No doubt there will be turmoil ahead – largely during the summer transfer window when half their squad will surely be the subject of enquiries or offers. And as poor Southampton have proved, you are only ever as “established” as your league position allows. But Brighton have the infrastructure, the players and, no doubt, the manager to take on opponents at any level without fear.
That is a lesson that does not seem to need spelling out to Evan Ferguson. The teenage striker scored two accomplished goals, full of sang-froid while many appeared to be on edge. His first was a brutish effort that mugged Lyanco and smashed past Alex McCarthy; his second, a placed finish off an expert Kaoru Mitoma cross. If you squint there is a Shearer-esque quality to his game and already he is tipped for clubs at the very top.
Yet six months ago no one had heard of him, and you could say the same for Julio Enciso or Facundo Buonanotte, who shared Brighton’s right-hand side here. Stretch the period to 12 months and there’s Mitoma or Moisés Caicedo, with even Alexis Mac Allister only faintly on the radar. This squad is stacked with talent who appear able to step instantly on to the most demanding stage in league football. They surely can’t lose them all this summer, and who knows who might be next on the production line.

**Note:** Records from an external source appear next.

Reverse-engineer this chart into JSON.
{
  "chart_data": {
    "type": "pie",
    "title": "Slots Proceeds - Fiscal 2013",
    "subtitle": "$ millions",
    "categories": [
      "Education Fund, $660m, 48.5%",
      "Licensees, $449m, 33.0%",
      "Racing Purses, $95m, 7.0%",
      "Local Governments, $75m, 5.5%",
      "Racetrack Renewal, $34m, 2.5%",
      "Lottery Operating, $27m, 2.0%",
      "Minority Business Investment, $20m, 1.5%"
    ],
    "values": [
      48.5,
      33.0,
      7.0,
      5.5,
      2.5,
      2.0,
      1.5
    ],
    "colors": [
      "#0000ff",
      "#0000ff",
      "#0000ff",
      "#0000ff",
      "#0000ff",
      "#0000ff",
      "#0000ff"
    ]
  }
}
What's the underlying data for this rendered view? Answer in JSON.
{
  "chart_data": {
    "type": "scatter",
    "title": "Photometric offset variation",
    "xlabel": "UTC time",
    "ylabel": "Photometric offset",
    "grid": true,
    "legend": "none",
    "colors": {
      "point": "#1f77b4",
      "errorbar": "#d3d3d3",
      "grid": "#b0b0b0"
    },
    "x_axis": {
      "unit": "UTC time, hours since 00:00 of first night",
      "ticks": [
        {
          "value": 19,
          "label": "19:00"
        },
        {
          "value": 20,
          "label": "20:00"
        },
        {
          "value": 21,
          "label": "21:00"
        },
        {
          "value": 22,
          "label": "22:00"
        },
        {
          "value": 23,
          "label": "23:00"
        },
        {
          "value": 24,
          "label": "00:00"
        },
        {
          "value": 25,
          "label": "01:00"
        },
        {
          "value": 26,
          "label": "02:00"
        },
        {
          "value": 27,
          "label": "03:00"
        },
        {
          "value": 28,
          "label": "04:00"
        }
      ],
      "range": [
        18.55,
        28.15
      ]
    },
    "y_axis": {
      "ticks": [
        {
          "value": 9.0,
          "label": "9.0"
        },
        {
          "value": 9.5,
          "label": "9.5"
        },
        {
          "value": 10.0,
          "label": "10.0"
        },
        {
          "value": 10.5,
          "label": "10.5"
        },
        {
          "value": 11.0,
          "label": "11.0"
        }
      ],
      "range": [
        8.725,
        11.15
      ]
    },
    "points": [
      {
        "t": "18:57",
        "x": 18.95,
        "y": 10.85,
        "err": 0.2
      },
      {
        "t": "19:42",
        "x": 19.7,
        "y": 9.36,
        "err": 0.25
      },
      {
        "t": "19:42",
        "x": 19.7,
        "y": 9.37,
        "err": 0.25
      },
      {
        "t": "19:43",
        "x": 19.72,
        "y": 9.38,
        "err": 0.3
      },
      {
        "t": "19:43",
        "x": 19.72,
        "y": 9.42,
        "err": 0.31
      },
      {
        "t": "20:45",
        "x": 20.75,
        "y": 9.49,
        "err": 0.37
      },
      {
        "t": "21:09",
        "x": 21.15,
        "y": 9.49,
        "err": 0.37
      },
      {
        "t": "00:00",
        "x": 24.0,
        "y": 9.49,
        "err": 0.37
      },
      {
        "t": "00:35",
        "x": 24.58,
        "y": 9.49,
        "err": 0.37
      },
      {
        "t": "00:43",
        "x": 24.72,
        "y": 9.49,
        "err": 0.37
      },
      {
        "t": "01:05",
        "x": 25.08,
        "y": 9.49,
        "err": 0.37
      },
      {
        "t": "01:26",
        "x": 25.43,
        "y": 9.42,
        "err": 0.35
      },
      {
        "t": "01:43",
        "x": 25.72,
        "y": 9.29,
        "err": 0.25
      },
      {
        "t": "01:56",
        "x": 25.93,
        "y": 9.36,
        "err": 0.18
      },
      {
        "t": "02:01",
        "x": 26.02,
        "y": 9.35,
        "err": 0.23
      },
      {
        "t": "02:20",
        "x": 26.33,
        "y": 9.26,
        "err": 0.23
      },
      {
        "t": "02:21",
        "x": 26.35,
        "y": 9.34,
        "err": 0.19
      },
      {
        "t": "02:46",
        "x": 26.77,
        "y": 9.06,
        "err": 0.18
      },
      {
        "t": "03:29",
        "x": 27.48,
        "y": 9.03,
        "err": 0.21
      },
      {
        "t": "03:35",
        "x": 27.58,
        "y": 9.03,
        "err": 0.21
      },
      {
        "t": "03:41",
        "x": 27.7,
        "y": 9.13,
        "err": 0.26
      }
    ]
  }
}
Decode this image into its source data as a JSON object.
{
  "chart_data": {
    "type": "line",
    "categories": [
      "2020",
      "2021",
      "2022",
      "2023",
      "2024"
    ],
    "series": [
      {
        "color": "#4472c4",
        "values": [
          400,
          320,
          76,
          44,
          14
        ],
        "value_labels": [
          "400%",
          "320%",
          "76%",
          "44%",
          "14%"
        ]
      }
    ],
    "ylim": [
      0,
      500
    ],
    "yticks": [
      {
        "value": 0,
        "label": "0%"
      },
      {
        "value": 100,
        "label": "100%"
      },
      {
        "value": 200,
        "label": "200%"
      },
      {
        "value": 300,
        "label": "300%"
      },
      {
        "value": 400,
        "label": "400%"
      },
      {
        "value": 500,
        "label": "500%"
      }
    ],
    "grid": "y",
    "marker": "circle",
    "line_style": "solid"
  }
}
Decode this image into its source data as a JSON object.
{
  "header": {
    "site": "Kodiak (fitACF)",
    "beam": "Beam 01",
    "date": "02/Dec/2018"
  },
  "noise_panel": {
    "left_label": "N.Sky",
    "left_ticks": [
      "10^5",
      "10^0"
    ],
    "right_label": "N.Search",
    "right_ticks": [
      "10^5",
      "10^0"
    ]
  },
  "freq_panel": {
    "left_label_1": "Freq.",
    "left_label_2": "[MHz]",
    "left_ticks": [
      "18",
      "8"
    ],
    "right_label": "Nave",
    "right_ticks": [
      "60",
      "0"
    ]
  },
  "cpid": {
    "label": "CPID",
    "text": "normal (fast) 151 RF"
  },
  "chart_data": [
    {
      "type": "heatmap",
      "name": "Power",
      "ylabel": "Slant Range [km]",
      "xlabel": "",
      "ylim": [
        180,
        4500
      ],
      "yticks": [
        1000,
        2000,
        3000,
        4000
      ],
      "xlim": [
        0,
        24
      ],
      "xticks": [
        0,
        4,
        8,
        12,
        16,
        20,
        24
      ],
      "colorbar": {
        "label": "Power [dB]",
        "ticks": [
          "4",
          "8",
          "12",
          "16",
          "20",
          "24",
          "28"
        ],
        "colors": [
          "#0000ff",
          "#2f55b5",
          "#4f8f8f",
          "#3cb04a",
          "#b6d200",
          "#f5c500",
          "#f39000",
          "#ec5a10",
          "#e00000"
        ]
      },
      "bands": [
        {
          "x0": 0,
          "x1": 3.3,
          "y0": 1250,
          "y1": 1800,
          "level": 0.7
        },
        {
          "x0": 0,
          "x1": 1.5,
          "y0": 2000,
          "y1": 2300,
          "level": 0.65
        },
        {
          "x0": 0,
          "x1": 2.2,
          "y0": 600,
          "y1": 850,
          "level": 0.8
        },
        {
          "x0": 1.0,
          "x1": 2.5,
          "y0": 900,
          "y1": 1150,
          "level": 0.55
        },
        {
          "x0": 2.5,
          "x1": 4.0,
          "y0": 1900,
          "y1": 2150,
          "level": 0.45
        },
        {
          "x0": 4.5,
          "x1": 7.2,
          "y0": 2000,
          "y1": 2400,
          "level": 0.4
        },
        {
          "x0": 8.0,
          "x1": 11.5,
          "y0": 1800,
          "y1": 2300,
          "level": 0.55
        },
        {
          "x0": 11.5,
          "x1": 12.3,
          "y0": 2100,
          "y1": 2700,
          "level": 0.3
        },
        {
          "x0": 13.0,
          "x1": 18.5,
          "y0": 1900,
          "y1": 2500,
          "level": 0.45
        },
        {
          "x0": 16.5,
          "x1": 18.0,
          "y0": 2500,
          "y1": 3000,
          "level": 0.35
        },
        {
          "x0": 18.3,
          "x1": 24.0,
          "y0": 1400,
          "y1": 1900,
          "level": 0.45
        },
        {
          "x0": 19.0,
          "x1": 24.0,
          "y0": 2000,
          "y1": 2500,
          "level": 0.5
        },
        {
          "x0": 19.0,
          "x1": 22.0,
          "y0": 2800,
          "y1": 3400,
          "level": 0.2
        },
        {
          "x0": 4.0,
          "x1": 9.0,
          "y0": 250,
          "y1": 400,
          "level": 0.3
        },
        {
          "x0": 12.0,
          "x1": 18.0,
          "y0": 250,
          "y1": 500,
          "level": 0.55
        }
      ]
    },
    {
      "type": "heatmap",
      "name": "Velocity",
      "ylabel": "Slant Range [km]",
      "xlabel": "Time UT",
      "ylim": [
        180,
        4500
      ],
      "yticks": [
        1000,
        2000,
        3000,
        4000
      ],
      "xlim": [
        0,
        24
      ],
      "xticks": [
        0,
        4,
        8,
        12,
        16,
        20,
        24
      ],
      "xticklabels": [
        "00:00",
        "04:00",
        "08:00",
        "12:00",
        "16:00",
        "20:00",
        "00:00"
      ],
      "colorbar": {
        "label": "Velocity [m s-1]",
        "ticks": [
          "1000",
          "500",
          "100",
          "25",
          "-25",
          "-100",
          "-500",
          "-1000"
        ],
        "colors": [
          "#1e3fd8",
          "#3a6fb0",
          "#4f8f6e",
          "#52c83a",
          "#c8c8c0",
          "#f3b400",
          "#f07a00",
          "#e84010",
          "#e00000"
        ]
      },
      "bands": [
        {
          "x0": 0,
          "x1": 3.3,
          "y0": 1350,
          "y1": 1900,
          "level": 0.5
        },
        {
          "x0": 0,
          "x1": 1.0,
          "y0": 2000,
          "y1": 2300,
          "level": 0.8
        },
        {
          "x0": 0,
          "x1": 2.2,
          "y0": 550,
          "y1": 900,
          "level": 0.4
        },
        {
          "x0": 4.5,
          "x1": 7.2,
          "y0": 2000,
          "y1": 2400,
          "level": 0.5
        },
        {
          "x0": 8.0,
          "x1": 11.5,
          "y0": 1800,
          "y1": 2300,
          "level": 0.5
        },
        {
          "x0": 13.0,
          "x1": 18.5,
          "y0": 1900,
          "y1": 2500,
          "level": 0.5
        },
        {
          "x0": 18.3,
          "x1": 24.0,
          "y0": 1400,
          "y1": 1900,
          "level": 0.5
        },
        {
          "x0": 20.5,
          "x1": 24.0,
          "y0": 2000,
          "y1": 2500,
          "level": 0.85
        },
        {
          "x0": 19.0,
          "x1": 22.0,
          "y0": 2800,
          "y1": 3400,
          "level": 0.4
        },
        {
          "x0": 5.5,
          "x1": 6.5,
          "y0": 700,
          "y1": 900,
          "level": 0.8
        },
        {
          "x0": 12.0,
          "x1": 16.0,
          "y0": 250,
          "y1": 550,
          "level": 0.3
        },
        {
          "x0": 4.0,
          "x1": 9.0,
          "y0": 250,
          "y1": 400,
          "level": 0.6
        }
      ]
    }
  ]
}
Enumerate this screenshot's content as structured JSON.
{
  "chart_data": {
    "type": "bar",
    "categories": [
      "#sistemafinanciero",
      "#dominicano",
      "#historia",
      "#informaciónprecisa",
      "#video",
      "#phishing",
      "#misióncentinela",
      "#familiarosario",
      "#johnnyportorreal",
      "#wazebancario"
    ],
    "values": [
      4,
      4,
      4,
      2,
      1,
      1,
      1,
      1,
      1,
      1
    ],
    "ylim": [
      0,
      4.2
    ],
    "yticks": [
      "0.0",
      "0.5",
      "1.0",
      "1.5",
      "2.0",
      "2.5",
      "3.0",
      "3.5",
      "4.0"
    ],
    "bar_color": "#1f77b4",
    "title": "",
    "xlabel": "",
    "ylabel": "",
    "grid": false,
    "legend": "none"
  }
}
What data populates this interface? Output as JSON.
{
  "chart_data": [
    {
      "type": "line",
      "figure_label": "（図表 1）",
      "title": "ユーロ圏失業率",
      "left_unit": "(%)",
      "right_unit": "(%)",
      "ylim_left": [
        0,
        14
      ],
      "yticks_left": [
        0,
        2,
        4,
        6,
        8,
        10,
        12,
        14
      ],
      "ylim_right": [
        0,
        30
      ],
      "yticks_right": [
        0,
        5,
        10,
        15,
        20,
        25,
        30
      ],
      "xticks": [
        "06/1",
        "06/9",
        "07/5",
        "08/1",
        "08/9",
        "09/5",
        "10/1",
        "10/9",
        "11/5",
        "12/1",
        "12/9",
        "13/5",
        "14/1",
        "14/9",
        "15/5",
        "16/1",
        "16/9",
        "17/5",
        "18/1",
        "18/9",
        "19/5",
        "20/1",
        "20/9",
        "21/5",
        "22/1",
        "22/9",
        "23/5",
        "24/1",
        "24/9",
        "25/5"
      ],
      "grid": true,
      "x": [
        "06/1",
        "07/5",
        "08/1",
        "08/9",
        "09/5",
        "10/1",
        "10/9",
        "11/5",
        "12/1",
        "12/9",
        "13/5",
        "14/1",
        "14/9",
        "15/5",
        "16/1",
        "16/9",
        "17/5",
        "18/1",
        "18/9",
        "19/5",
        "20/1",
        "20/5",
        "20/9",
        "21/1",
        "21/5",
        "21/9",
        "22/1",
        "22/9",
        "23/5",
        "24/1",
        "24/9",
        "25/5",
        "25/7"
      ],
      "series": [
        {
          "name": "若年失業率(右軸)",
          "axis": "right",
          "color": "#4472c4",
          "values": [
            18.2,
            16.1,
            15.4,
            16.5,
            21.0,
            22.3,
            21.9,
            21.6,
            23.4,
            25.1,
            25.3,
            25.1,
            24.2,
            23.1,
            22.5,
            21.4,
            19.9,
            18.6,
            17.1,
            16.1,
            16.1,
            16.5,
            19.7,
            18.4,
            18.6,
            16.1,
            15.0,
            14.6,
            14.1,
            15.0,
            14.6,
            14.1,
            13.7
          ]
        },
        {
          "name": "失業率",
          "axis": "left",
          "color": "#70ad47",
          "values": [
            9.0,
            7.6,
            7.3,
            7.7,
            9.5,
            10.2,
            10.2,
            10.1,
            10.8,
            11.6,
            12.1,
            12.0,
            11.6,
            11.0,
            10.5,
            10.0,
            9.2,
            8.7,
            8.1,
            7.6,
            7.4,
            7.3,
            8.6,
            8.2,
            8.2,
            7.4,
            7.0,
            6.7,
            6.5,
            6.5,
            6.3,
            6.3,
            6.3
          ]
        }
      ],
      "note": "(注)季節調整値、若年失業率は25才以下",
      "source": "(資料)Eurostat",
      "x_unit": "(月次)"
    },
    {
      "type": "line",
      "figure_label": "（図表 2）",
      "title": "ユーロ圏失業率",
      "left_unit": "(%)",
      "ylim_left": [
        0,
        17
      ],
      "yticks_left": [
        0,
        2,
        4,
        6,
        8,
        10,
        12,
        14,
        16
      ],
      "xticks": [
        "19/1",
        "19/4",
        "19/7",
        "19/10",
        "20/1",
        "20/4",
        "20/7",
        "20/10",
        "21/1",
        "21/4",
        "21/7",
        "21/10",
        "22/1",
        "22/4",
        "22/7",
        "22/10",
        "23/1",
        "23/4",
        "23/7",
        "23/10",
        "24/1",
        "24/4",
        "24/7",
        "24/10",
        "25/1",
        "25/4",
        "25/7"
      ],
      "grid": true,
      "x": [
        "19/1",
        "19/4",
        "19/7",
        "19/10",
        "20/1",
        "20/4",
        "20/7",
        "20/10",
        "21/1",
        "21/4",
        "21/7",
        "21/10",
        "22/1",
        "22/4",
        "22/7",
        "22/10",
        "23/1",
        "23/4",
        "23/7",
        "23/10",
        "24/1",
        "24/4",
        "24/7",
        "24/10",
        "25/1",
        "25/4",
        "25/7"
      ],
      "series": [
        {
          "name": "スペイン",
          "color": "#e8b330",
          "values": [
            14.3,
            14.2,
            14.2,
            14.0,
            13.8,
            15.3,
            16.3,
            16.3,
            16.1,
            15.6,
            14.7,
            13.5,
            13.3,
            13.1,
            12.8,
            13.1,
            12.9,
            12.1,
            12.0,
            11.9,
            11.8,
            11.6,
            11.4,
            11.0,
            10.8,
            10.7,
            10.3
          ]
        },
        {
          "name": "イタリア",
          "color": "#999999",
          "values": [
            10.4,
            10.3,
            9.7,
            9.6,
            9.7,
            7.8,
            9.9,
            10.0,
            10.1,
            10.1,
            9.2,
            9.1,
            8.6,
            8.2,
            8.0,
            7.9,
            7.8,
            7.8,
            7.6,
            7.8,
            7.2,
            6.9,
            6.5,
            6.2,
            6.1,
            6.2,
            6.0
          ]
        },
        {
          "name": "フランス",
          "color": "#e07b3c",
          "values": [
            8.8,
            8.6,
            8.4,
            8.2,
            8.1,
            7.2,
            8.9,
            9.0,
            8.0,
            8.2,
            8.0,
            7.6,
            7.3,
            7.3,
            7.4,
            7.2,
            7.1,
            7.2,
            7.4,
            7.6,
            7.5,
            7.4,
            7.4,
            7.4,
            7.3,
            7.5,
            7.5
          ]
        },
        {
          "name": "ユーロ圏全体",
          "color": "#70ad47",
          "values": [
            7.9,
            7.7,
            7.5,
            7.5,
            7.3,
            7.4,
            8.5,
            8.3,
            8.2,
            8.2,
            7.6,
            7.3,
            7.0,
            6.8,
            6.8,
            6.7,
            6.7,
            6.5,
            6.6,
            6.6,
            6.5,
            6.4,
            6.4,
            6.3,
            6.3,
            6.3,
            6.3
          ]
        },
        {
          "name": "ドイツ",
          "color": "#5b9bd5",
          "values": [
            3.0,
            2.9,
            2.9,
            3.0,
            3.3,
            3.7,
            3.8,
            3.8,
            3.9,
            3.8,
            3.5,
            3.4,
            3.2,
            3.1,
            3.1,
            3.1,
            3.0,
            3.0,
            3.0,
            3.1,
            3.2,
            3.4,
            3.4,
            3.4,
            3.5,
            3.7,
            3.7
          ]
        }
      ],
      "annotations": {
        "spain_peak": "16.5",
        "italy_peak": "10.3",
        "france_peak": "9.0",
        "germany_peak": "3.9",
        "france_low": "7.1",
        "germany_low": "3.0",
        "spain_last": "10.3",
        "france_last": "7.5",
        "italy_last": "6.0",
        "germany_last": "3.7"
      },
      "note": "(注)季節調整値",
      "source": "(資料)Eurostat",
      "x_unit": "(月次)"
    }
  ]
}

That Gross should be the man to decide the game was apt, the German playing utility man under De Zerbi but a key figure in the success of the Seagulls in the top flight. He took a flicked-on corner from Pervis Estupiñán (oh yes, another previously anonymous elite talent), controlled it inside the box, cut inside his man and almost rolled the ball beyond a laggardly McCarthy dive. Thus a brief Southampton comeback during which Mohamed Elyounoussi flicked in a James Ward-Prowse corner and Theo Walcott’s goal was ruled out by VAR for a marginal (and perhaps typical) offside, was brought to an end.
Sellés revealed he had had no interaction with his bosses over his future, despite the apparently imminent arrival of Russell Martin as the new head coach at St Mary’s. Sellés has obviously relished his brief time in the Premier League bear pit, a tactician who has enjoyed pitting his wits against more garlanded coaches, including De Zerbi whom he described as “one of the best in the world when you talk about possession”.
Speaking after his tour of the Amex Stadium – “There’s a celebration out there … I don’t know why” – De Zerbi confessed the target within the dressing room had in fact been the Champions League. But his main message was for next season and the need to keep pushing.
“I spoke with Tony Bloom,” De Zerbi said. “He is very happy, he is the first fan of Brighton, but now we have to organise. Now is the crucial moment for the club because we have to keep this level,” he said. “Victory can be dangerous. The history of the Premier League shows that the day before you achieve Europe and the next year you can find yourself in the bottom of the table.
“Tony knows very well my idea. For me it’s an honour to work here and to continue to work here. I have never thought to change team, to go back to Italy or another Premier League club. I want to stay. I don’t know how many years, but it’s an honour, it’s a pleasure to work with these people.”